Thanks for putting this together. We very much appreciate your efforts. Hopefully, I can answer some of your questions.
The switch –Mmakedll=export_all is actually not supported by PGI which makes this whole setup doubly unsupported! However, I couldn’t find a way to export the required symbols without modifying the mex source code so I lived with it. Maybe I’ll figure out a better way in the future
The “export_all” option will work for many cases but not in all, hence it’s not officially supported. If it works, great, otherwise users need to decorate symbols using “dllexport”.
Figure out the best set of compiler switches to use– it is almost certain that what I’m using now is sub-optimal since I am new to the PGI compiler.
We recommend starting with “-fast” since in general gives the best performance. It’s really an aggregate of many flags which are adjusted for the particular target architecture. The command “pgfortran -help -fast” will list flags being used. You can try enabling and disabling each of the flags to see how they effect performance, but given the simplicity of the code, you probably not see much difference with some of them. The exception being auto-vectorization (-Mvect) which I would expect to help (more on this later).
FYI, I was going to suggest using -Msafeptr or the restrict keyword but you figured that one out already!
Figure out why the SSE version of this function is slower than the non-SSE version
I’d like you to try adding “-Mvect=simd:128”. By default we use 256 AVX on Sandy-bridge. However, our AVX vector SIN is written in 128 vector mode but used twice. I’m wonder if the slight amount of overhead is getting magnified and causing the slow-down.
If that’s not it, try “-Mvect=noaltcode” to remove the altcode generation which also adds a bit of overhead. Since the large data set will always fall into the vector code, no need to have the extra overhead.
Get OpenMP support working. I tried using the -Mconcur compilation flag which auto-parallelised the loop but it crashed MATLAB when I ran it. This needs investigating
I’m not sure about this one. It’s possible there is some conflicts between the underlying threading. Does using an explicit OpenMP pragma exhibit the have behavior?
Get PGI accelerator support working so I can offload work to the GPU.
This will be interesting. Compute regions should work fine. The difficult part (performance wise) will be if you have small problem sizes or need to share data from call to call. Though, the new OpenACC “present” directive might be able to help here. You’ll be blazing trails!
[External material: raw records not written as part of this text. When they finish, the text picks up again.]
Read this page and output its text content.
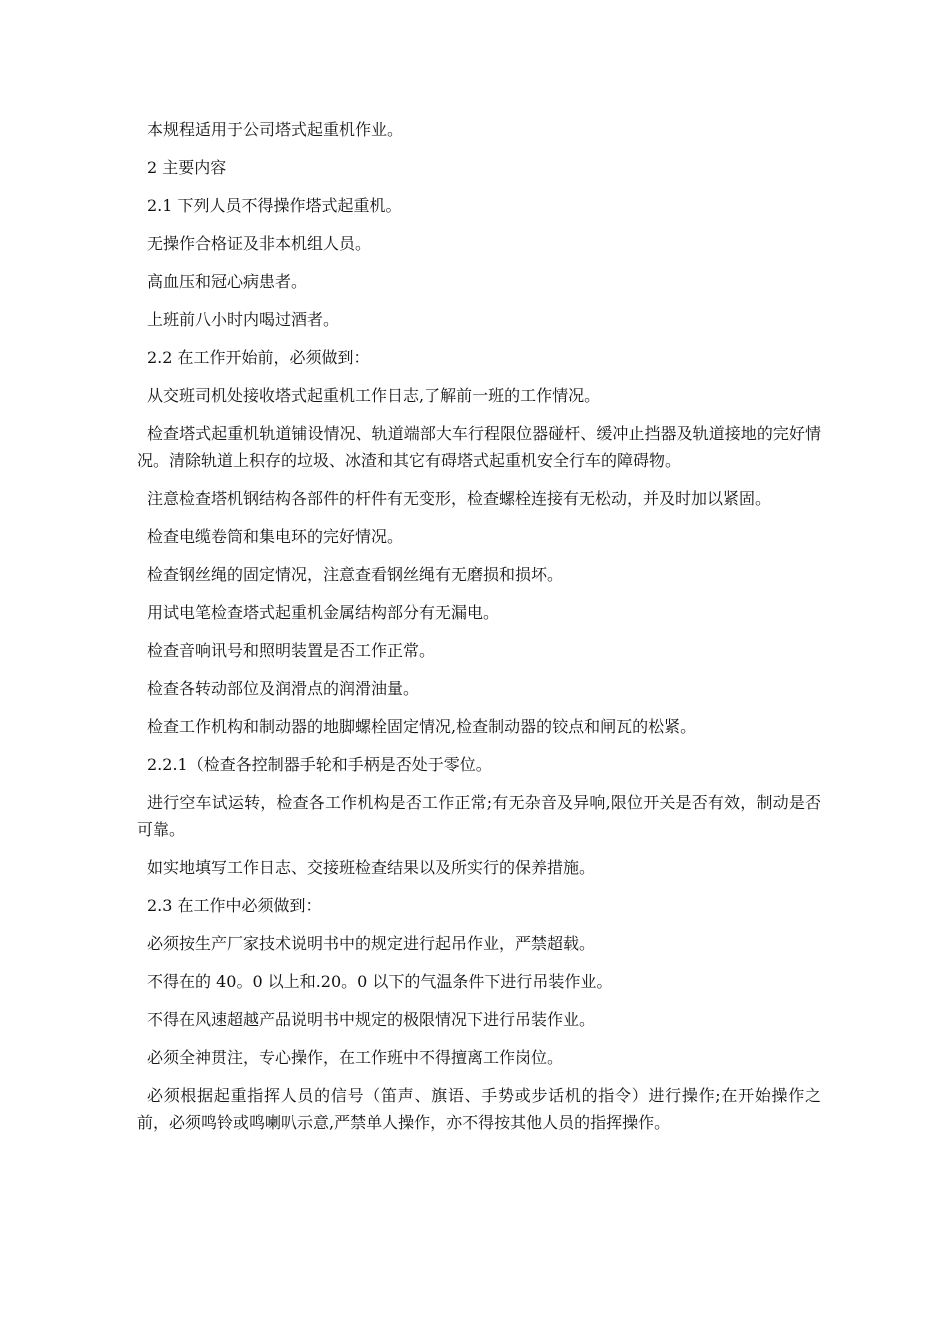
本规程适用于公司塔式起重机作业。

2 主要内容

2.1 下列人员不得操作塔式起重机。

无操作合格证及非本机组人员。

高血压和冠心病患者。

上班前八小时内喝过酒者。

2.2 在工作开始前，必须做到：

从交班司机处接收塔式起重机工作日志,了解前一班的工作情况。

检查塔式起重机轨道铺设情况、轨道端部大车行程限位器碰杆、缓冲止挡器及轨道接地的完好情况。清除轨道上积存的垃圾、冰渣和其它有碍塔式起重机安全行车的障碍物。

注意检查塔机钢结构各部件的杆件有无变形，检查螺栓连接有无松动，并及时加以紧固。

检查电缆卷筒和集电环的完好情况。

检查钢丝绳的固定情况，注意查看钢丝绳有无磨损和损坏。

用试电笔检查塔式起重机金属结构部分有无漏电。

检查音响讯号和照明装置是否工作正常。

检查各转动部位及润滑点的润滑油量。

检查工作机构和制动器的地脚螺栓固定情况,检查制动器的铰点和闸瓦的松紧。

2.2.1（检查各控制器手轮和手柄是否处于零位。

进行空车试运转，检查各工作机构是否工作正常;有无杂音及异响,限位开关是否有效，制动是否可靠。

如实地填写工作日志、交接班检查结果以及所实行的保养措施。

2.3 在工作中必须做到：

必须按生产厂家技术说明书中的规定进行起吊作业，严禁超载。

不得在的 40。0 以上和.20。0 以下的气温条件下进行吊装作业。

不得在风速超越产品说明书中规定的极限情况下进行吊装作业。

必须全神贯注，专心操作，在工作班中不得擅离工作岗位。

必须根据起重指挥人员的信号（笛声、旗语、手势或步话机的指令）进行操作;在开始操作之前，必须鸣铃或鸣喇叭示意,严禁单人操作，亦不得按其他人员的指挥操作。
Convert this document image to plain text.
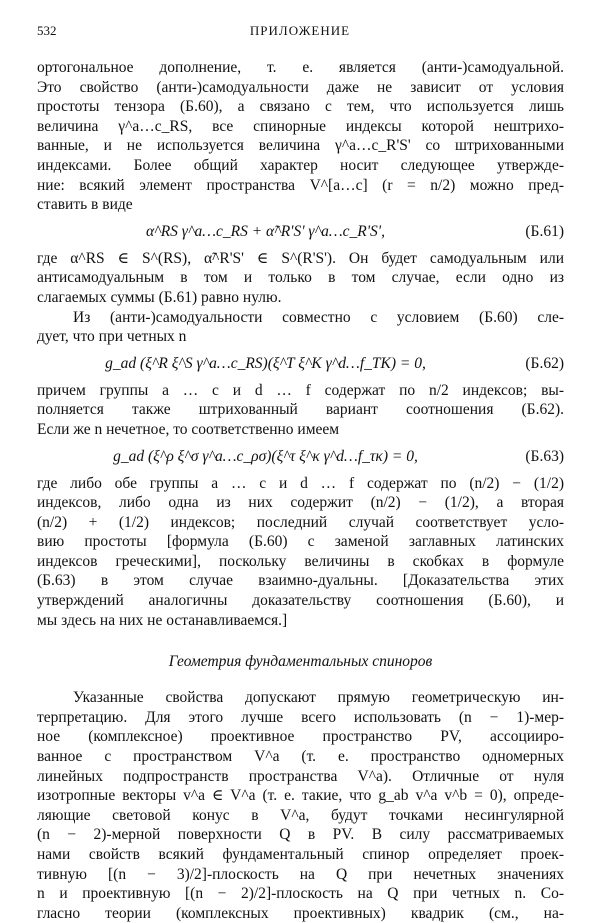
532	ПРИЛОЖЕНИЕ
ортогональное дополнение, т. е. является (анти-)самодуальной.
Это свойство (анти-)самодуальности даже не зависит от условия
простоты тензора (Б.60), а связано с тем, что используется лишь
величина γ^a…c_RS, все спинорные индексы которой нештрихо-
ванные, и не используется величина γ^a…c_R'S' со штрихованными
индексами. Более общий характер носит следующее утвержде-
ние: всякий элемент пространства V^[a…c] (r = n/2) можно пред-
ставить в виде
α^RS γ^a…c_RS + α̃^R'S' γ^a…c_R'S',	(Б.61)
где α^RS ∈ S^(RS), α̃^R'S' ∈ S^(R'S'). Он будет самодуальным или
антисамодуальным в том и только в том случае, если одно из
слагаемых суммы (Б.61) равно нулю.
Из (анти-)самодуальности совместно с условием (Б.60) сле-
дует, что при четных n
g_ad (ξ^R ξ^S γ^a…c_RS)(ξ^T ξ^K γ^d…f_TK) = 0,	(Б.62)
причем группы a … c и d … f содержат по n/2 индексов; вы-
полняется также штрихованный вариант соотношения (Б.62).
Если же n нечетное, то соответственно имеем
g_ad (ξ^ρ ξ^σ γ^a…c_ρσ)(ξ^τ ξ^κ γ^d…f_τκ) = 0,	(Б.63)
где либо обе группы a … c и d … f содержат по (n/2) − (1/2)
индексов, либо одна из них содержит (n/2) − (1/2), а вторая
(n/2) + (1/2) индексов; последний случай соответствует усло-
вию простоты [формула (Б.60) с заменой заглавных латинских
индексов греческими], поскольку величины в скобках в формуле
(Б.63) в этом случае взаимно-дуальны. [Доказательства этих
утверждений аналогичны доказательству соотношения (Б.60), и
мы здесь на них не останавливаемся.]
Геометрия фундаментальных спиноров
Указанные свойства допускают прямую геометрическую ин-
терпретацию. Для этого лучше всего использовать (n − 1)-мер-
ное (комплексное) проективное пространство PV, ассоцииро-
ванное с пространством V^a (т. е. пространство одномерных
линейных подпространств пространства V^a). Отличные от нуля
изотропные векторы v^a ∈ V^a (т. е. такие, что g_ab v^a v^b = 0), опреде-
ляющие световой конус в V^a, будут точками несингулярной
(n − 2)-мерной поверхности Q в PV. В силу рассматриваемых
нами свойств всякий фундаментальный спинор определяет проек-
тивную [(n − 3)/2]-плоскость на Q при нечетных значениях
n и проективную [(n − 2)/2]-плоскость на Q при четных n. Со-
гласно теории (комплексных проективных) квадрик (см., на-
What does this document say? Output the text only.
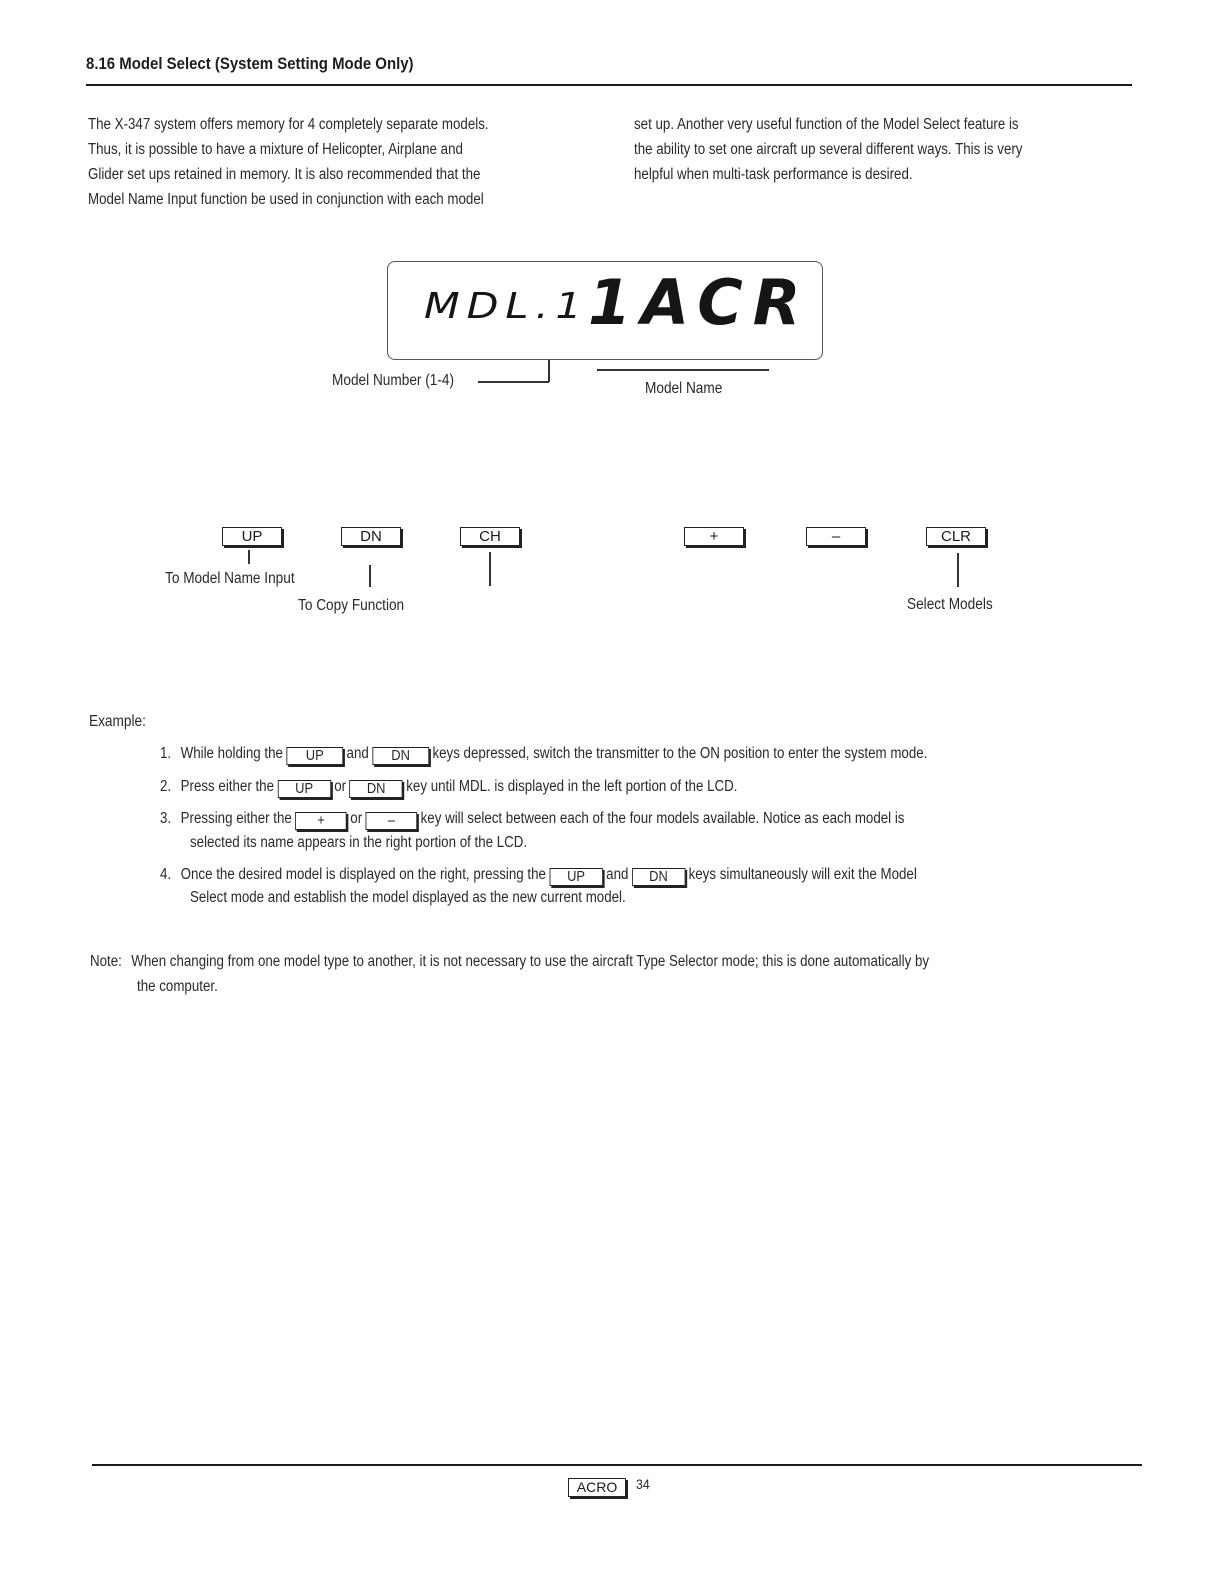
8.16 Model Select (System Setting Mode Only)
The X-347 system offers memory for 4 completely separate models.
Thus, it is possible to have a mixture of Helicopter, Airplane and
Glider set ups retained in memory. It is also recommended that the
Model Name Input function be used in conjunction with each model
set up. Another very useful function of the Model Select feature is
the ability to set one aircraft up several different ways. This is very
helpful when multi-task performance is desired.
MDL.1 1ACR
Model Number (1-4)	Model Name
UP	DN	CH	+	–	CLR
To Model Name Input
To Copy Function	Select Models
Example:
1. While holding the UP and DN keys depressed, switch the transmitter to the ON position to enter the system mode.
2. Press either the UP or DN key until MDL. is displayed in the left portion of the LCD.
3. Pressing either the + or – key will select between each of the four models available. Notice as each model is
selected its name appears in the right portion of the LCD.
4. Once the desired model is displayed on the right, pressing the UP and DN keys simultaneously will exit the Model
Select mode and establish the model displayed as the new current model.
Note: When changing from one model type to another, it is not necessary to use the aircraft Type Selector mode; this is done automatically by
the computer.
ACRO	34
Figure out how to determine whether or not the compiler is emitting AVX instructions. The documentation suggests that if the compiler is called on a Sandy Bridge machine, and if vectorisation is possible then it will produce AVX instructions but AVX is not mentioned in the output of -Minfo. Nothing changes if you explicity set the target to Sandy Bridge with the compiler switch -tp sandybridge-64.
Sigh, this is because our engineers emit the same message for all vectorization. For a Sandy-bridge we are using AVX even though the message says sse. I blame myself for this one since I should have noticed it long ago. I guess sometimes it takes a new set of eye. I’ll ask this be corrected (TPR#18773)
Note that I’m heading out on vacation for a few weeks, but have let the application engineer who is covering the PGI UF for me of your post. He’ll respond if you have any further questions or issues.